Coming to terms with this appallingly violent act of self-destruction has been a long process for Vann, but those 30 years of grief, guilt, rage and confusion have now been distilled into an American classic. Consisting of a novella and five short stories, Legend of a Suicide approaches the defining event of Vann’s life from a number of different and often brilliantly oblique angles. Although it is evident from what Vann has written elsewhere that much of this material is based in detail upon real events, the book is far more than a lightly disguised memoir, playing instead a set of elaborate variations upon a central theme.
The first story, for example, describes how Vann’s alter ego, the young Roy Fenn, “decided to become an ichthyologist”. As a prelude to this, Roy recalls how on halibut-fishing trips with his father he was detailed to stop the day’s catch flopping out of the boat back into the ocean: “If they didn’t flop, I didn’t smash their head with a hammer.” This prefigures the grisly ends of many of the ornamental fish Roy keeps in a tank at home — and indeed, horrifyingly, his father’s own death, transposed here from land to sea.

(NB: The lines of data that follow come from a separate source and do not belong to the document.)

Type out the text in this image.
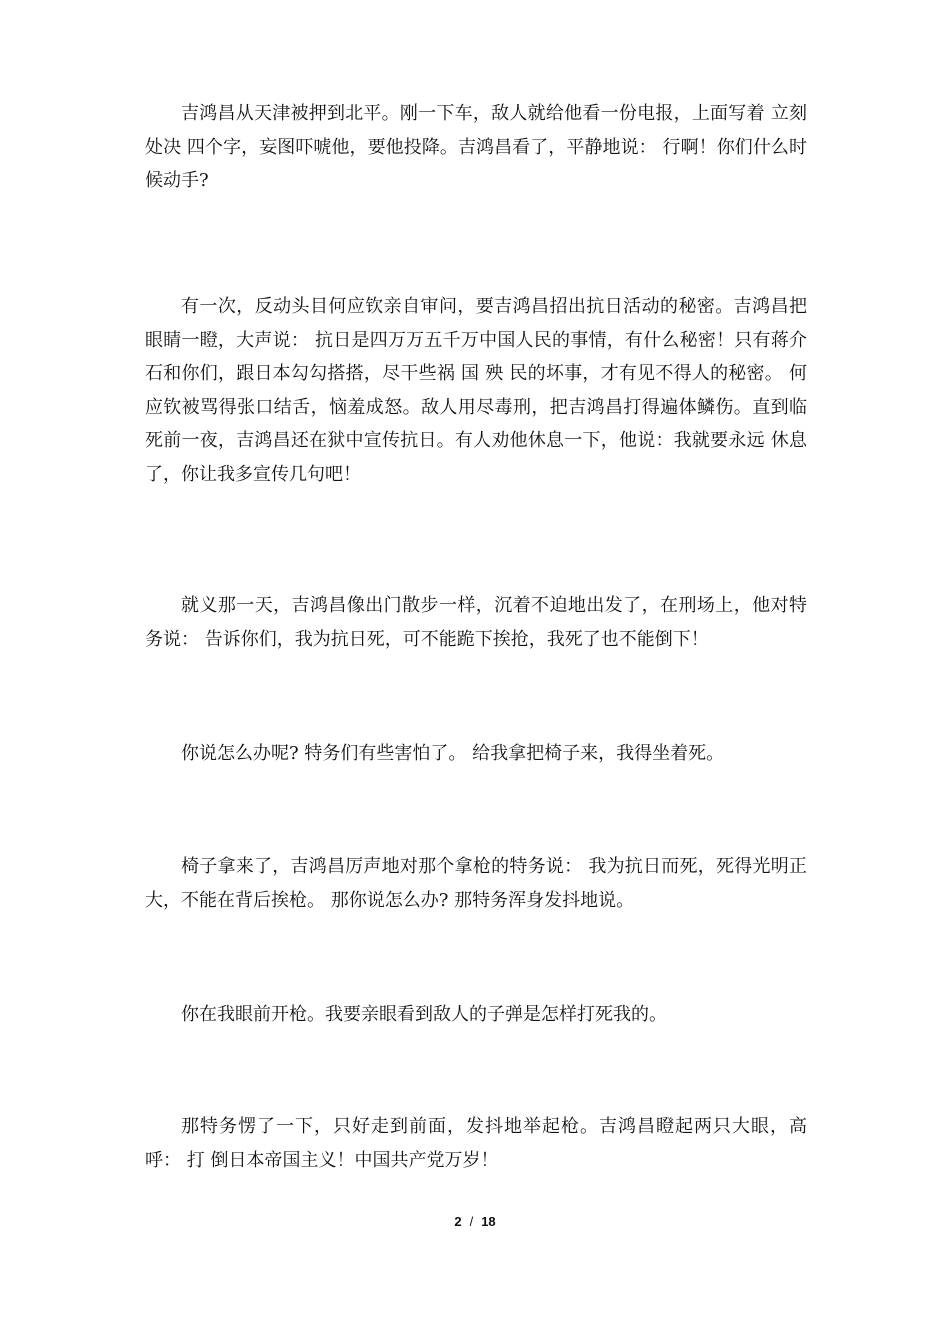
吉鸿昌从天津被押到北平。刚一下车，敌人就给他看一份电报，上面写着 立刻处决 四个字，妄图吓唬他，要他投降。吉鸿昌看了，平静地说： 行啊！你们什么时候动手?

有一次，反动头目何应钦亲自审问，要吉鸿昌招出抗日活动的秘密。吉鸿昌把眼睛一瞪，大声说： 抗日是四万万五千万中国人民的事情，有什么秘密！只有蒋介石和你们，跟日本勾勾搭搭，尽干些祸 国 殃 民的坏事，才有见不得人的秘密。 何应钦被骂得张口结舌，恼羞成怒。敌人用尽毒刑，把吉鸿昌打得遍体鳞伤。直到临死前一夜，吉鸿昌还在狱中宣传抗日。有人劝他休息一下，他说：我就要永远 休息 了，你让我多宣传几句吧！

就义那一天，吉鸿昌像出门散步一样，沉着不迫地出发了，在刑场上，他对特务说： 告诉你们，我为抗日死，可不能跪下挨抢，我死了也不能倒下！

你说怎么办呢? 特务们有些害怕了。 给我拿把椅子来，我得坐着死。

椅子拿来了，吉鸿昌厉声地对那个拿枪的特务说： 我为抗日而死，死得光明正大，不能在背后挨枪。 那你说怎么办? 那特务浑身发抖地说。

你在我眼前开枪。我要亲眼看到敌人的子弹是怎样打死我的。

那特务愣了一下，只好走到前面，发抖地举起枪。吉鸿昌瞪起两只大眼，高呼： 打 倒日本帝国主义！中国共产党万岁！

2 / 18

The most startling variation occurs in the novella, Sukkwan Island, in which the 13-year-old Roy is taken homesteading by his father. His parents have separated and Roy has been living with his mother and younger sister in California. His father, Jim, takes him to live off the land on the isolated island of the title, part of the Alexander archipelago off the southeast coast of Alaska. Jim has also separated from his second wife and it soon becomes clear that the purpose of this trip for him is as much to escape the disasters of his own life as it is to bond with his son. Furthermore, for all his masculine posturing, Jim spends his nights in a welter of self-pitying tears and proves incompetent at living in the wild, several times placing himself and Roy in mortal danger. The twist that occurs halfway through this harrowing but beautifully wrought novella is so unexpected and shocking that it would be unfair to reveal it, but Vann — who has described Sukkwan Island as a “psychological revenge story” — uses it to convey in the most extraordinarily concrete way the burden a suicide places on those left behind.

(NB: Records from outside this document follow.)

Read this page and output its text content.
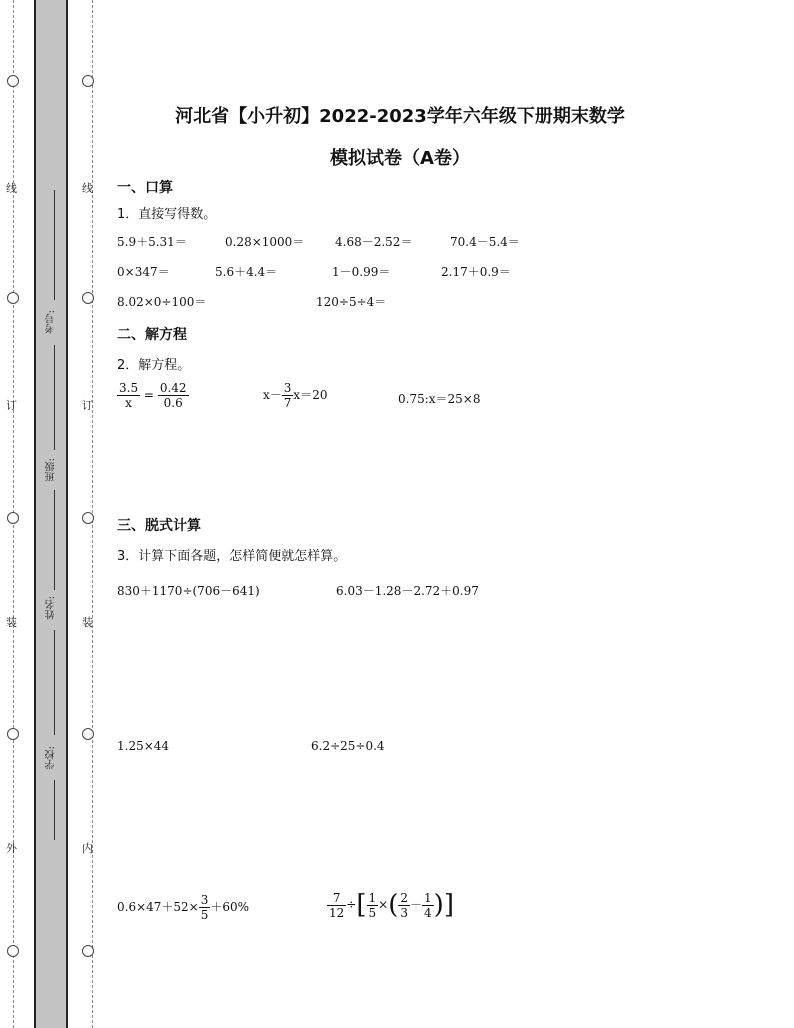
线
订
装
外
线
订
装
内
考号:
班级:
姓名:
学校:
河北省【小升初】2022-2023学年六年级下册期末数学
模拟试卷（A卷）
一、口算
1．直接写得数。
5.9＋5.31＝	0.28×1000＝	4.68－2.52＝	70.4－5.4＝
0×347＝	5.6＋4.4＝	1－0.99＝	2.17＋0.9＝
8.02×0÷100＝	120÷5÷4＝
二、解方程
2．解方程。
$\frac{3.5}{x} = \frac{0.42}{0.6}$	$x- \frac{3}{7} x=20$	0.75:x＝25×8
三、脱式计算
3．计算下面各题，怎样简便就怎样算。
830＋1170÷(706－641)	6.03－1.28－2.72＋0.97
1.25×44	6.2÷25÷0.4
$0.6\times 47+52\times \frac{3}{5} +60\%$	$\frac{7}{12}$ ÷[ $\frac{1}{5}$ ×( $\frac{2}{3} - \frac{1}{4}$ )]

One story, Rhoda, describes Roy’s stepmother and her own dysfunctional family, and appears largely comic. It is only later, in a casual aside, that we learn that the latent violence of Rhoda’s parents’ relationship had catastrophic results. Indeed, violence, suppressed or otherwise, runs through all these stories, not only in relation to Roy’s father but also, as a series of aftershocks, in Roy himself: from his apparently mindless shooting out of streetlights as an adolescent in suburban California in A Legend of Good Men to the wanton destruction of salmon fingerlings in Ketchikan when as an adult he returns to the Alaskan coastal town in which he was raised. While none of these stories is for the faint-hearted, they are leavened by flashes of dark humour and by the sheer quality of the writing.
For Roy’s dentist father, who, squinting into mouths, sees “his whole life reduced to something cramped and small”, the idea of the wild offers a means of escape. Vann writes about that landscape, the sea and the often hostile physical world his characters inhabit with the sort of precision that comes from lived experience and close observation, and in a prose as clear and bracing as a mountain stream. Psychologically, too, this is a compelling book that equally precisely delineates the contours and limitations of masculinity, and the sheer effort required by unanchored people attempting to find purchase in a world that is “held in place, as it turned out, by nothing at all”.